John Calhoun, call your office

Paul Danish

According to a recent poll, taken over the Fourth of July holiday of all times, nearly four out of 10 likely voters are so fed up with the state of the union that they’re cool with the idea of leaving it.

On the flip side, the same poll found nearly one-third of likely voters are cool with using the military to crush anyone who tries it.

The survey, which was done by John Zogby Strategies, asked 1,001 likely voters the following question:

Which of the following is closer to your view?

Statement A: If a majority of residents within a given state prefer to have the final say over their destiny without the control of Washington D.C., then let them have it it is their right.

Statement B: If residents within a given state were to take such a drastic measure and secede from the United States, the Federal Government would be justified sending in the military to prevent secession from taking place.

Nearly four in 10 (39 percent) of those surveyed agreed with Statement A. Nearly one-third (32 percent) agreed with Statement B. Twenty-nine percent were undecided. In other words, according to pollster Jeremy Zogby, a plurality of Americans, “agree with a state’s right to make a clean break from the Federal Government and go their own way.”

Although the word “secede” does not explicitly appear in Statement A, as it does in Statement B, Zogby equates an affirmative response to Statement A with support for secession.

The poll found a greater percentage of Democrats (42 percent) and unaffiliated voters (41 percent) supported secession than did Republicans (35 percent).

It also found that nearly half of blacks (47 percent) supported secession, compared with 38 percent of whites and 34 percent of Hispanics.

By region, the part of the country most supportive of secession was the Central/Great Lakes region with 41 percent support, closely followed by the South and the West, both with 40 percent support. Support for secession in the Northeast was 35 percent.

Last year, Zogby Strategies asked the same question to 800 likely voters over the Labor Day weekend. Overall, an identical 39 percent agreed with Statement A in both the 2018 and 2017 polls, but there were some significant changes in the demographics of the 2018 survey.

The two most striking changes were plunging support for secession among Hispanics and soaring support for it in the heartland.

Among Hispanics, support for secession dropped to 34 percent from 51 percent, a 17 percentage point decline. By contrast there was no change in support among whites, for whom it was 38 percent in both 2017 and 2018, and a comparatively small rise in support among blacks (from 43 percent to 47 percent).

By region, support for secession shot up in the Central/Great Lakes region from 25 percent in 2017 to 41 percent in 2018, a 16 percentage point spike.

In contrast, support for secession dropped by 8 percentage points in the South (from 48 percent to 40 percent) and in the Northeast (from 43 percent to 35 percent). In the West it declined from 43 percent to 40 percent.

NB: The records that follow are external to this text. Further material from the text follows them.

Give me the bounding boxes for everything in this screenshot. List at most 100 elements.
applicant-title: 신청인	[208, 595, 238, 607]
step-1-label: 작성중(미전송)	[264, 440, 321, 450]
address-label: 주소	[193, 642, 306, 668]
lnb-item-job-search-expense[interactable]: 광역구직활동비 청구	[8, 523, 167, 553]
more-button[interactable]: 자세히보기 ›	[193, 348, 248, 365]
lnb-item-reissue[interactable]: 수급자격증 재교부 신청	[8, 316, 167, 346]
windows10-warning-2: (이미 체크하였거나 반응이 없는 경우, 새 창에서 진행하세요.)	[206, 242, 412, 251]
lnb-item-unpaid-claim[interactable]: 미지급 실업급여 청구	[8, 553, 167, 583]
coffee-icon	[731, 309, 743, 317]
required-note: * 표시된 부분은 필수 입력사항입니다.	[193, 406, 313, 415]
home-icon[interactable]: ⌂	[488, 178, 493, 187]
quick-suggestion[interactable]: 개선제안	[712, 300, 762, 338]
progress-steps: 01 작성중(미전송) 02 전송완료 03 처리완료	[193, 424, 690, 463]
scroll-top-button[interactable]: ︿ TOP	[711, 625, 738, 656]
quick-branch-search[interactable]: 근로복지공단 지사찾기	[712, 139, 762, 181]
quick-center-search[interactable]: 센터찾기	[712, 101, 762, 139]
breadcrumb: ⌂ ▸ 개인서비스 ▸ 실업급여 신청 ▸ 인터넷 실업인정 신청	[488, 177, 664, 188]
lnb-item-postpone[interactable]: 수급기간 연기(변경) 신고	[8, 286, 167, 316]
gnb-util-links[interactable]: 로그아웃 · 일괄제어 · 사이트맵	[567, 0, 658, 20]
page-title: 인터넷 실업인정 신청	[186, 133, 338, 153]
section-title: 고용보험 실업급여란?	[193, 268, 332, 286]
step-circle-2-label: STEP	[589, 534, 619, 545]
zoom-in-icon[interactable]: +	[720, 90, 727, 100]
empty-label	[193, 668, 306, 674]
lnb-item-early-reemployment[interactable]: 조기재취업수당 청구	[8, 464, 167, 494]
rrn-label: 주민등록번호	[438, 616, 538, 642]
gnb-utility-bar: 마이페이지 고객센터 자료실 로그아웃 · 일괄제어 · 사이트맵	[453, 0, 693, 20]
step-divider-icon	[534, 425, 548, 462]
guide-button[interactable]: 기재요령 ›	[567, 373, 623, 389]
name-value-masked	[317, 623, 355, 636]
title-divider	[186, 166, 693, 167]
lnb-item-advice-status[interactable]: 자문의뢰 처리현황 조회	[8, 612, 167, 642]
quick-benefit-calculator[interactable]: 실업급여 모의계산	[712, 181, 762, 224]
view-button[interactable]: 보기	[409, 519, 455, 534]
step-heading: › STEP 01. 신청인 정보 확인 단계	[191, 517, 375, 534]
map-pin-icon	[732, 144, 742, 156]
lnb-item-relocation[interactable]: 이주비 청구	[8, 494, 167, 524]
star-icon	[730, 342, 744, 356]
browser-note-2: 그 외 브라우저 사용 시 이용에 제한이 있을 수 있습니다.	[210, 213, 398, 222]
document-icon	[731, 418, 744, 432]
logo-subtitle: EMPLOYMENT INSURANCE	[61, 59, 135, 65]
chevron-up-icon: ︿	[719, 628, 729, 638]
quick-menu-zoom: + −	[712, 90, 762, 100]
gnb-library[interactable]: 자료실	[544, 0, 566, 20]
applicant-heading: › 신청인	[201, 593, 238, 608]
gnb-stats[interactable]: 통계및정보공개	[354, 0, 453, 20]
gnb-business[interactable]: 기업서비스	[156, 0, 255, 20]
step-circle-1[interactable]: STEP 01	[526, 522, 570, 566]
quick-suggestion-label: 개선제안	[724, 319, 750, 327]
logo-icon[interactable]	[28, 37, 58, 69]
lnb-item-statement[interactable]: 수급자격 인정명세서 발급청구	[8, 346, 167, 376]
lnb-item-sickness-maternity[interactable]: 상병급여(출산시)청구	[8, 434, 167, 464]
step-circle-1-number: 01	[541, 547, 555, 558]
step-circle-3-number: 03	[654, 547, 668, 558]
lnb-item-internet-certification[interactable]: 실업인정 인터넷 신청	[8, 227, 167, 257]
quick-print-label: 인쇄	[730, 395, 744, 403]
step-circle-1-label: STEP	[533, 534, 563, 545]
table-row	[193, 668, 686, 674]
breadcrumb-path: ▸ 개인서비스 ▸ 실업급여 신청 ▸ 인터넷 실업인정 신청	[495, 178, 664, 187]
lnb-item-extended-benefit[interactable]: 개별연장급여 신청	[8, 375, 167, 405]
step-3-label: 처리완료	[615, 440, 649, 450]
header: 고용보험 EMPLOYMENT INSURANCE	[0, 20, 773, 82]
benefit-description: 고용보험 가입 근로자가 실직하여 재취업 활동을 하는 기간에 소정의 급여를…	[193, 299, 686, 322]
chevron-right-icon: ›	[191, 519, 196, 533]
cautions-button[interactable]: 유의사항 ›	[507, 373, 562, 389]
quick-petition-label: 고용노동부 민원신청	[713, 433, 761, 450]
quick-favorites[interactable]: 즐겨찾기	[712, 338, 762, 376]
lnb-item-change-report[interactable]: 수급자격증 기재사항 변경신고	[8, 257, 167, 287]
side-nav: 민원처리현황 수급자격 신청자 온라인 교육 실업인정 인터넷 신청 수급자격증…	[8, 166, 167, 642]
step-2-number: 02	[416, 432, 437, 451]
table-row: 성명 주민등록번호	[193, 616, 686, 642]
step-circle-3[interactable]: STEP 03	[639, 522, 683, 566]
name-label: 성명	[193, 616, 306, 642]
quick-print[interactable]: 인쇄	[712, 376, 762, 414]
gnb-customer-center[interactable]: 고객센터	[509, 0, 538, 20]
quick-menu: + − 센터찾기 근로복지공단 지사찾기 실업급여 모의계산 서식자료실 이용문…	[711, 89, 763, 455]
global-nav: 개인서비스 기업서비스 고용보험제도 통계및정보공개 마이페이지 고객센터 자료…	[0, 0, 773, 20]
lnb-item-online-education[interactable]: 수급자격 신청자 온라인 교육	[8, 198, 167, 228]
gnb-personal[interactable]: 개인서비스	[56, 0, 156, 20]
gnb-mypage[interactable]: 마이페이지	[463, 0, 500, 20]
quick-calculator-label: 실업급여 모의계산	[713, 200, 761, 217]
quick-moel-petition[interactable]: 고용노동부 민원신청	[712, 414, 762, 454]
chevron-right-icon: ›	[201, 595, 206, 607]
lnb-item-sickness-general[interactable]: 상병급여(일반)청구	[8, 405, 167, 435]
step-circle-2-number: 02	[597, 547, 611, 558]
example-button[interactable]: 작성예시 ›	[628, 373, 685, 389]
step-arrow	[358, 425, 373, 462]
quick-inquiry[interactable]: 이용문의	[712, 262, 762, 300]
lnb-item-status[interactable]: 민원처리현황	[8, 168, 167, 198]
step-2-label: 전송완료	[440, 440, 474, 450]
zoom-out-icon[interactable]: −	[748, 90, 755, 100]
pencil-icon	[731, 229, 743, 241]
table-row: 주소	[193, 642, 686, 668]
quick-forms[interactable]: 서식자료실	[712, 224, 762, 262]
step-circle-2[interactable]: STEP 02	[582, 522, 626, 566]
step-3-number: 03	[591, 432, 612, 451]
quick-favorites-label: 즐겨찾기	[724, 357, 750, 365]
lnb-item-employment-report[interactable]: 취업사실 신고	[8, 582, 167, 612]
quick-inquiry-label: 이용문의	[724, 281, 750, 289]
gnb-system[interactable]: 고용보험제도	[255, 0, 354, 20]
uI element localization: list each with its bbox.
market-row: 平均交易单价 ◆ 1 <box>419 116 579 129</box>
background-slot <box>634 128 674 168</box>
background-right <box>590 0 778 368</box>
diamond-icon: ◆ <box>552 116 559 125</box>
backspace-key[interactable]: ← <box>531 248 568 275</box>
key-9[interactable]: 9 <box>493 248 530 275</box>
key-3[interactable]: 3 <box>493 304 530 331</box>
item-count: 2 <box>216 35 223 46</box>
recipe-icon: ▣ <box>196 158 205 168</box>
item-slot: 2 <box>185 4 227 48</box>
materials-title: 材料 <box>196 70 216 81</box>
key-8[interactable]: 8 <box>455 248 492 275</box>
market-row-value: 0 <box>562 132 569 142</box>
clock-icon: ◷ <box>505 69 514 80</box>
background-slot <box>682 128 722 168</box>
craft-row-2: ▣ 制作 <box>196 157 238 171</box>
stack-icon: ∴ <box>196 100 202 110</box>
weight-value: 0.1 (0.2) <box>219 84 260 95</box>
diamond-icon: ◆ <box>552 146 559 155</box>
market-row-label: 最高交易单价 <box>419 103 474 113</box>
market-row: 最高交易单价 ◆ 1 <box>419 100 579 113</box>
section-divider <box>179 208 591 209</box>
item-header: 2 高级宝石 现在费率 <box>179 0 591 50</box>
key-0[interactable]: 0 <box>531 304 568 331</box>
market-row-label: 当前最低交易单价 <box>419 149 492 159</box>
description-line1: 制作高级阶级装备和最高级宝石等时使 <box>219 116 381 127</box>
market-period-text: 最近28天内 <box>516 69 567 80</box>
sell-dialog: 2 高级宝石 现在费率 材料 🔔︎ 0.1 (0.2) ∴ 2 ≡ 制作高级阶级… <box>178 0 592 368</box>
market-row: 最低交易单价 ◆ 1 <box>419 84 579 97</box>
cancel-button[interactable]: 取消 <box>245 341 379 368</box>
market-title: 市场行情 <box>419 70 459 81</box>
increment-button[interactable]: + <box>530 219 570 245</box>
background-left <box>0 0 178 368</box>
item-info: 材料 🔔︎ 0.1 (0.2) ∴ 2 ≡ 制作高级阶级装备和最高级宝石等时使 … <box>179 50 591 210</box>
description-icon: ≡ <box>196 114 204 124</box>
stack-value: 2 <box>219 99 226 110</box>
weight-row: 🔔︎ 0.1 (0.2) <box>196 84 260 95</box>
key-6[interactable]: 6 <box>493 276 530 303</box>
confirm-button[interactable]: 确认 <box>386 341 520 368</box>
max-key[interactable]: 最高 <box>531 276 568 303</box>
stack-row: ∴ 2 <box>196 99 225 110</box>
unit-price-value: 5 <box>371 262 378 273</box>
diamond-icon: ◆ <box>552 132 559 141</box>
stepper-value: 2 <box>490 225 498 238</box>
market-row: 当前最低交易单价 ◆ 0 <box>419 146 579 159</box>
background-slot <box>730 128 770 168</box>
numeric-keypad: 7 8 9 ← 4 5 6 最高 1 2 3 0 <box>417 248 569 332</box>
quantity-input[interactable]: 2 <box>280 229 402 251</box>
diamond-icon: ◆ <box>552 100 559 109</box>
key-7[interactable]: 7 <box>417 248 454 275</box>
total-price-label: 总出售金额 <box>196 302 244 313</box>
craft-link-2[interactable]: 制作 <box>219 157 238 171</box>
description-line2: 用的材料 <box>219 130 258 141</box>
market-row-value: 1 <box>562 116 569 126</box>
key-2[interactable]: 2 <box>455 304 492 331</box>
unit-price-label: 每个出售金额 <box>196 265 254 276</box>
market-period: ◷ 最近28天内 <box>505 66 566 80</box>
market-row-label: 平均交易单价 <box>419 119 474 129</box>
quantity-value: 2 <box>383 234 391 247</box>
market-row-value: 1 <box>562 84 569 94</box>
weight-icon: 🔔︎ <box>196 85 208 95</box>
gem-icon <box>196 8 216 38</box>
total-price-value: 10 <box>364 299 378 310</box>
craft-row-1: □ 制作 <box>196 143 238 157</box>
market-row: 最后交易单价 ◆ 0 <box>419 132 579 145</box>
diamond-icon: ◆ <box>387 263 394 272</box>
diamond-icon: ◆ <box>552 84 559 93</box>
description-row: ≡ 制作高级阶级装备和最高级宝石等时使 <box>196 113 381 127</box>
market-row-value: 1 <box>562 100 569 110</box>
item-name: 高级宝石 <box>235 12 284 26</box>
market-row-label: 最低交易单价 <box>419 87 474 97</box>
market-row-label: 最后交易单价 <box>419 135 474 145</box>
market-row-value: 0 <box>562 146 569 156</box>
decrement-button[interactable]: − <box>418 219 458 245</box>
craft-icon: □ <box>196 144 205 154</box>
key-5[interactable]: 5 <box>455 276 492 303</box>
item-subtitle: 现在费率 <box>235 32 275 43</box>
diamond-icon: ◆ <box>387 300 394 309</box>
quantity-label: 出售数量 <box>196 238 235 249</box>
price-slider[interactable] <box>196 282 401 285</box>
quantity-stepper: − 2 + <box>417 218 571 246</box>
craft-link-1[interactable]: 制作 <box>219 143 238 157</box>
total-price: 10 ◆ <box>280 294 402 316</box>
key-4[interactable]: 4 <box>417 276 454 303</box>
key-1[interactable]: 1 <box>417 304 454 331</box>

By party, support for secession was little changed: It ticked up a percentage point among Democrats (to 42 percent) and two percentage points among unaffiliated voters (to 41 percent), and dropped three percentage points among Republicans (to 35 percent).

What should we make of this?

The fact that more Democrats than Republicans favor secession may be a function of Trump Derangement Syndrome, and Democrats’ skin-crawling realization that Trump and more importantly, his supporters may not be going away any time soon. If Trump can’t be dumped, maybe Ds want a way to flee the country without moving to Canada or Tierra Del Fuego.

Among Hispanics, the 17 percentage point drop in those who supported Statement A was nearly matched by a 15 percentage point rise in the number of Hispanics answering “not sure,” rather than by any significant shift among Hispanics to Statement B. Just guessing — this might indicate an unwillingness to answer the question candidly in the present atmosphere rather than a major shift in opinion. If so, then support for secession may be even larger than the poll indicates.

The spike in support for secession in the Central/Great Lakes region (aka “the heartland” and “flyover country” in the coastal enclaves) may reflect a spike in resentment among the area’s deplorables over the coastals’ contempt for their values and economic pain. Question: If that is the root cause, did Russian attempts to use social media to polarize the country play a role in catalyzing that resentment? If the answer is yes, Putin may be doing kazotsky kicks around the Kremlin.

The more interesting results from the survey may be the ones Zogby didn’t share — the demographic breakdown of the Statement B cohort: Which demographic groups are most supportive of crushing a secession attempt by military force?

Are nanny-statist Democrats or libertarian Republicans more in favor of fighting to preserve the country? Given their military traditions, is the most support for Statement B in the South? Are blacks less willing than whites to use force to keep the country together than Whites, or vice versa?

And so on.

So is there anything here that we should be concerned about?

Oh heavens no. Why would anyone be alarmed just because nearly 40 percent of the American people are kind of insouciant about the possibility of the country disintegrating, and only about one-third of Americans think it’s worth fighting to keep it together? Absolutely nothing, nothing, do you hear, to worry about here.

P.S.: John Calhoun, call your office.

This opinion column does not necessarily reflect the views of Boulder Weekly.